We do not get to only quote the wins. On July 10 we published GhostApproval, where Claude Code was on the affected list and Anthropic disputed that it was a bug at all — and we said so, plainly, with the criticism intact. So when the very next day the same tool is the one that reads a poisoned image and declines, that carries weight precisely because we did not flinch the day before. Different attack, different result, both reported straight. That is the whole value of a threat intel shop you can trust: it tells you when your vendor failed and when it held, and it does not let the partnership bend the finding either direction.



What to do


If your team runs AI code review — Cursor, Bugbot, or anything that auto-approves pull requests — assume image files are an unreviewed channel into your repository, because they are. Treat a PNG in a PR the way you would treat an executable attachment in an email from a stranger. Concretely: do not let a code-review agent approve a change that adds or modifies binary/image assets without a human opening those assets; scope coding agents so they cannot read repository secrets into source in the first place (the .env should not be reachable by the agent that writes code); and run untrusted pull requests in an isolated environment where there are no live keys to steal. The UMKC team's multimodal defense is the right shape — inspect what the reviewer would otherwise skip.

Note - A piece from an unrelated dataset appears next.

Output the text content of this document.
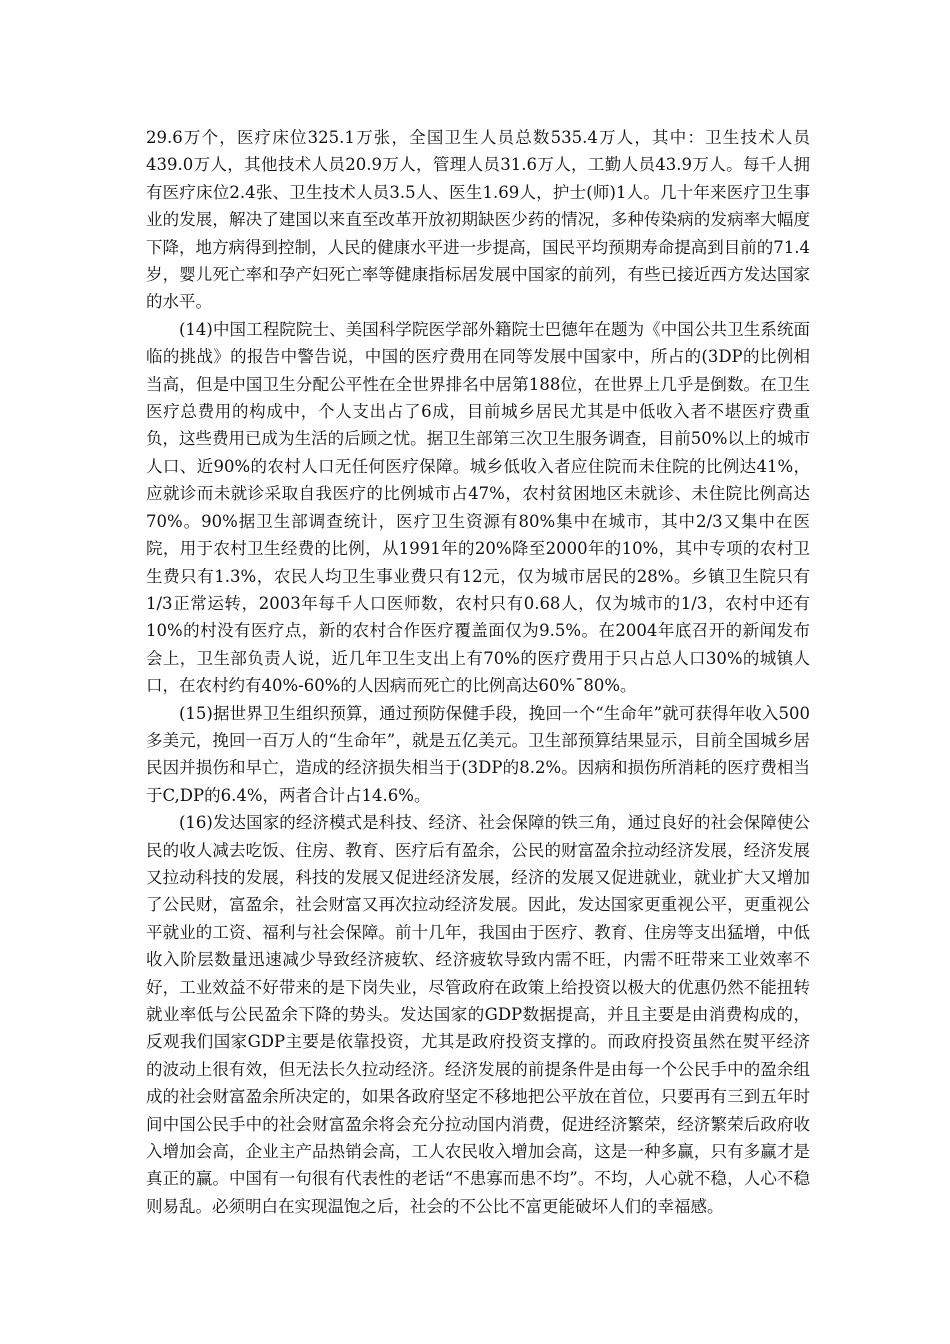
29.6万个，医疗床位325.1万张，全国卫生人员总数535.4万人，其中：卫生技术人员439.0万人，其他技术人员20.9万人，管理人员31.6万人，工勤人员43.9万人。每千人拥有医疗床位2.4张、卫生技术人员3.5人、医生1.69人，护士(师)1人。几十年来医疗卫生事业的发展，解决了建国以来直至改革开放初期缺医少药的情况，多种传染病的发病率大幅度下降，地方病得到控制，人民的健康水平进一步提高，国民平均预期寿命提高到目前的71.4岁，婴儿死亡率和孕产妇死亡率等健康指标居发展中国家的前列，有些已接近西方发达国家的水平。

(14)中国工程院院士、美国科学院医学部外籍院士巴德年在题为《中国公共卫生系统面临的挑战》的报告中警告说，中国的医疗费用在同等发展中国家中，所占的(3DP的比例相当高，但是中国卫生分配公平性在全世界排名中居第188位，在世界上几乎是倒数。在卫生医疗总费用的构成中，个人支出占了6成，目前城乡居民尤其是中低收入者不堪医疗费重负，这些费用已成为生活的后顾之忧。据卫生部第三次卫生服务调查，目前50%以上的城市人口、近90%的农村人口无任何医疗保障。城乡低收入者应住院而未住院的比例达41%，应就诊而未就诊采取自我医疗的比例城市占47%，农村贫困地区未就诊、未住院比例高达70%。90%据卫生部调查统计，医疗卫生资源有80%集中在城市，其中2/3又集中在医院，用于农村卫生经费的比例，从1991年的20%降至2000年的10%，其中专项的农村卫生费只有1.3%，农民人均卫生事业费只有12元，仅为城市居民的28%。乡镇卫生院只有1/3正常运转，2003年每千人口医师数，农村只有0.68人，仅为城市的1/3，农村中还有10%的村没有医疗点，新的农村合作医疗覆盖面仅为9.5%。在2004年底召开的新闻发布会上，卫生部负责人说，近几年卫生支出上有70%的医疗费用于只占总人口30%的城镇人口，在农村约有40%-60%的人因病而死亡的比例高达60%¯80%。

(15)据世界卫生组织预算，通过预防保健手段，挽回一个“生命年”就可获得年收入500多美元，挽回一百万人的“生命年”，就是五亿美元。卫生部预算结果显示，目前全国城乡居民因并损伤和早亡，造成的经济损失相当于(3DP的8.2%。因病和损伤所消耗的医疗费相当于C,DP的6.4%，两者合计占14.6%。

(16)发达国家的经济模式是科技、经济、社会保障的铁三角，通过良好的社会保障使公民的收人减去吃饭、住房、教育、医疗后有盈余，公民的财富盈余拉动经济发展，经济发展又拉动科技的发展，科技的发展又促进经济发展，经济的发展又促进就业，就业扩大又增加了公民财，富盈余，社会财富又再次拉动经济发展。因此，发达国家更重视公平，更重视公平就业的工资、福利与社会保障。前十几年，我国由于医疗、教育、住房等支出猛增，中低收入阶层数量迅速减少导致经济疲软、经济疲软导致内需不旺，内需不旺带来工业效率不好，工业效益不好带来的是下岗失业，尽管政府在政策上给投资以极大的优惠仍然不能扭转就业率低与公民盈余下降的势头。发达国家的GDP数据提高，并且主要是由消费构成的，反观我们国家GDP主要是依靠投资，尤其是政府投资支撑的。而政府投资虽然在熨平经济的波动上很有效，但无法长久拉动经济。经济发展的前提条件是由每一个公民手中的盈余组成的社会财富盈余所决定的，如果各政府坚定不移地把公平放在首位，只要再有三到五年时间中国公民手中的社会财富盈余将会充分拉动国内消费，促进经济繁荣，经济繁荣后政府收入增加会高，企业主产品热销会高，工人农民收入增加会高，这是一种多赢，只有多赢才是真正的赢。中国有一句很有代表性的老话“不患寡而患不均”。不均，人心就不稳，人心不稳则易乱。必须明白在实现温饱之后，社会的不公比不富更能破坏人们的幸福感。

Held to about ninety-five percent. The research, the proof-of-concept, and the defense are the UMKC ASSET Research Group's, and it is sharp work. What we add is the through-line: three times in eleven days, a decades-old-or-dead-simple trick has walked through the best AI agents on the market, and the one constant is that resistance comes from a model actually comprehending its input — not from a filter bolted on after. Yesterday that cut against the tool we use. Today it cut for it. We will keep reporting it whichever way it lands.